Application of Fuzzy Sets for Personalized Healthcare Recommendation Systems
Keywords:
Decision systems, Fuzzy, Machine Learning (ML), Personalized healthcare, Recommendation, SupportAbstract
In the era of personalized healthcare, the utilization of advanced technologies such as fuzzy sets holds promise for enhancing the effectiveness of recommendation systems. This paper explores the application of fuzzy sets in the development of a personalized healthcare recommendation system. Fuzzy sets provide a flexible framework for representing and reasoning with uncertain and imprecise information, which is inherent in healthcare data. By integrating fuzzy logic with machine learning algorithms, the recommendation system can adapt to the unique needs and preferences of individual patients, leading to more accurate and personalized healthcare recommendations.

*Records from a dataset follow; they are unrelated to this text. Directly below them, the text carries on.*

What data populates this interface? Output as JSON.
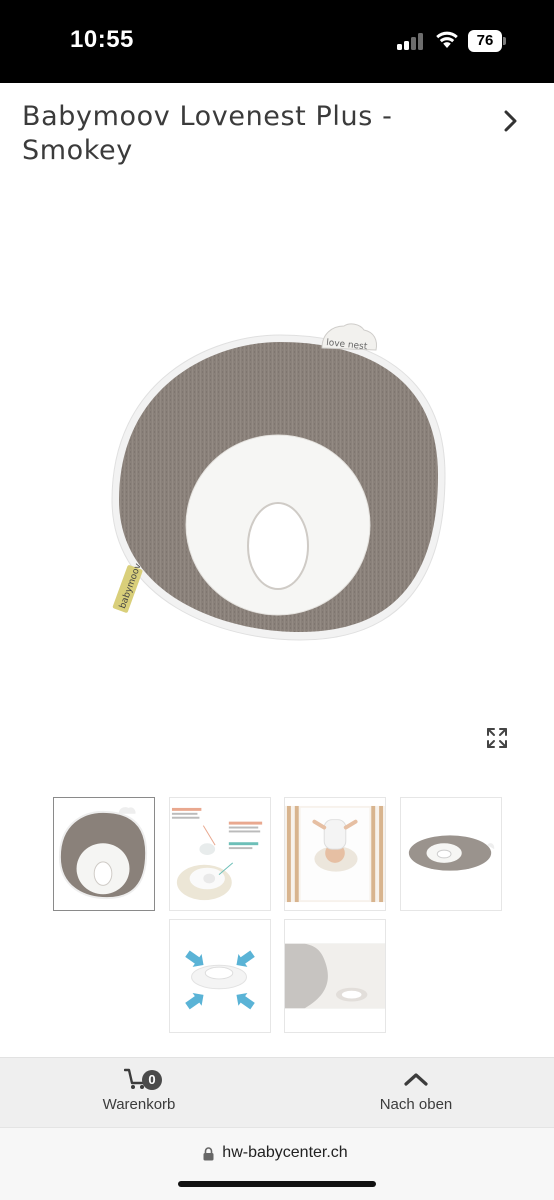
{
  "status_bar": {
    "time": "10:55",
    "battery": "76",
    "icons": [
      "signal-icon",
      "wifi-icon",
      "battery-icon"
    ]
  },
  "product": {
    "title": "Babymoov Lovenest Plus - Smokey",
    "main_image_alt": "Babymoov Lovenest Plus - Smokey",
    "pillow_label": "love nest",
    "brand_tag": "babymoov"
  },
  "thumbnails": [
    {
      "name": "thumb-pillow-top-view",
      "active": true
    },
    {
      "name": "thumb-feature-diagram",
      "active": false
    },
    {
      "name": "thumb-baby-in-crib",
      "active": false
    },
    {
      "name": "thumb-pillow-side-view",
      "active": false
    },
    {
      "name": "thumb-airflow-diagram",
      "active": false
    },
    {
      "name": "thumb-pillow-closeup",
      "active": false
    }
  ],
  "toolbar": {
    "cart_label": "Warenkorb",
    "cart_count": "0",
    "top_label": "Nach oben"
  },
  "browser": {
    "url": "hw-babycenter.ch"
  },
  "colors": {
    "status_bg": "#000000",
    "pillow_grey": "#8a817a",
    "toolbar_bg": "#efefef"
  }
}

The proposed system leverages patient data, including medical history, symptoms, preferences, and demographic information, to generate tailored recommendations for treatments, medications, lifestyle modifications, and preventive measures. Furthermore, the system considers factors such as patient preferences, beliefs, and cultural background to ensure recommendations align with patient values and goals. Through a case study and evaluation using real-world healthcare data, the effectiveness and feasibility of the fuzzy sets-based recommendation system are demonstrated. The results highlight the potential of fuzzy sets in improving the quality of healthcare recommendations and ultimately enhancing patient outcomes in personalized healthcare settings.